Art and Politics: How a Broadway rap star brought peace to a grieving campus


Lindsay Williams

Walking around Vanderbilt’s campus on Wednesday, November 9th felt like being at a funeral. Students walked slowly with hunched shoulders, and many eyes were filled with tears in reaction to what many thought was impossible: Donald Trump being elected president. That evening, many Vanderbilt students turned to an unlikely source for solace and answers: Daveed Diggs, the famous rapper who starred as Thomas Jefferson in the hit Broadway musical “Hamilton.”

Diggs is known for his work on “Hamilton: An American Musical,” which opened on Broadway in August 2015. In July, however, Diggs retired from Hamilton. The actor now works as a recurring cast member in ABC’s “Blackish” and performs with his rap band Clipping. On the night of November 9th, Diggs spoke and answered questions from students in Vanderbilt’s Langford Auditorium.

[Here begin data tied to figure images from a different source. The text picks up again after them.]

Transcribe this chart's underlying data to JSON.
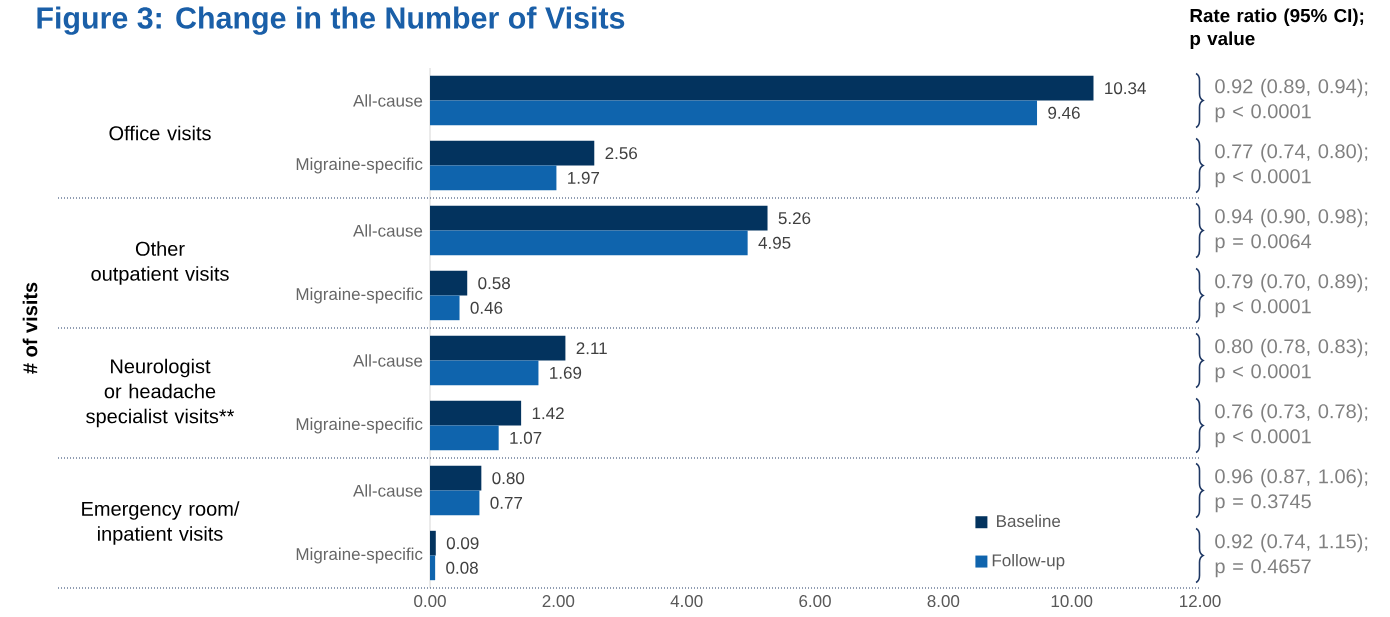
{
  "chart_data": {
    "type": "bar",
    "orientation": "horizontal",
    "title": "Figure 3: Change in the Number of Visits",
    "categories": [
      "All-cause",
      "Migraine-specific",
      "All-cause",
      "Migraine-specific",
      "All-cause",
      "Migraine-specific",
      "All-cause",
      "Migraine-specific"
    ],
    "series": [
      {
        "name": "Baseline",
        "color": "#03335e",
        "values": [
          10.34,
          2.56,
          5.26,
          0.58,
          2.11,
          1.42,
          0.8,
          0.09
        ],
        "value_labels": [
          "10.34",
          "2.56",
          "5.26",
          "0.58",
          "2.11",
          "1.42",
          "0.80",
          "0.09"
        ]
      },
      {
        "name": "Follow-up",
        "color": "#0f64ad",
        "values": [
          9.46,
          1.97,
          4.95,
          0.46,
          1.69,
          1.07,
          0.77,
          0.08
        ],
        "value_labels": [
          "9.46",
          "1.97",
          "4.95",
          "0.46",
          "1.69",
          "1.07",
          "0.77",
          "0.08"
        ]
      }
    ],
    "xlim": [
      0,
      12
    ],
    "xticks": [
      {
        "value": 0,
        "label": "0.00"
      },
      {
        "value": 2,
        "label": "2.00"
      },
      {
        "value": 4,
        "label": "4.00"
      },
      {
        "value": 6,
        "label": "6.00"
      },
      {
        "value": 8,
        "label": "8.00"
      },
      {
        "value": 10,
        "label": "10.00"
      },
      {
        "value": 12,
        "label": "12.00"
      }
    ],
    "legend": "bottom right",
    "annotations": [
      "Rate ratio (95% CI); p value",
      "Office visits",
      "Other outpatient visits",
      "Neurologist or headache specialist visits**",
      "Emergency room/ inpatient visits",
      "0.92 (0.89, 0.94); p < 0.0001",
      "0.77 (0.74, 0.80); p < 0.0001",
      "0.94 (0.90, 0.98); p = 0.0064",
      "0.79 (0.70, 0.89); p < 0.0001",
      "0.80 (0.78, 0.83); p < 0.0001",
      "0.76 (0.73, 0.78); p < 0.0001",
      "0.96 (0.87, 1.06); p = 0.3745",
      "0.92 (0.74, 1.15); p = 0.4657",
      "# of visits"
    ]
  }
}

In his conversation with Vanderbilt students, Diggs spoke to the problems of division and hate in this country. He spoke of his own election night experience, during which he left a watch party early after realizing how close the election was going to be. After the election results were revealed, Diggs, like the majority of the nation, was surprised. However, the actor emphasized that, to him, the problem was not who won the election but rather how Americans were failing to listen to each other’s concerns and come together to solve them. As Diggs described, “Policy affects us slowly; it doesn’t affect us every day as we walk out our door. But this divisiveness between us and our neighbor does.”

Many members of the Vanderbilt community feel the sting of the election’s outcome, but Diggs brought some context to that feeling. His message was that, while it may seem to some that things could not be worse, we should be hopeful and active in using our voices in whatever ways we can. Students found comfort in his message. As Vanderbilt University Speakers Committee member Sahar Abdullah stated, “I believe his words provided a great deal of assurance to the Vanderbilt community that we are all members of one community and we must continue to work together to resolve differences.”

For a brief moment, Diggs brought peace to the minds of Vanderbilt Students. “I thought he did a great job of making political activism tangible. He really emphasized the power we have by simply doing. Whether that be in theater or screen writing, it all has an impact in the community we want to live in,” sophomore Jennifer Pema said. One can only hope that Digg’s wisdom reverberates throughout Vanderbilt so that our community may heal the divides on our campus and in our country.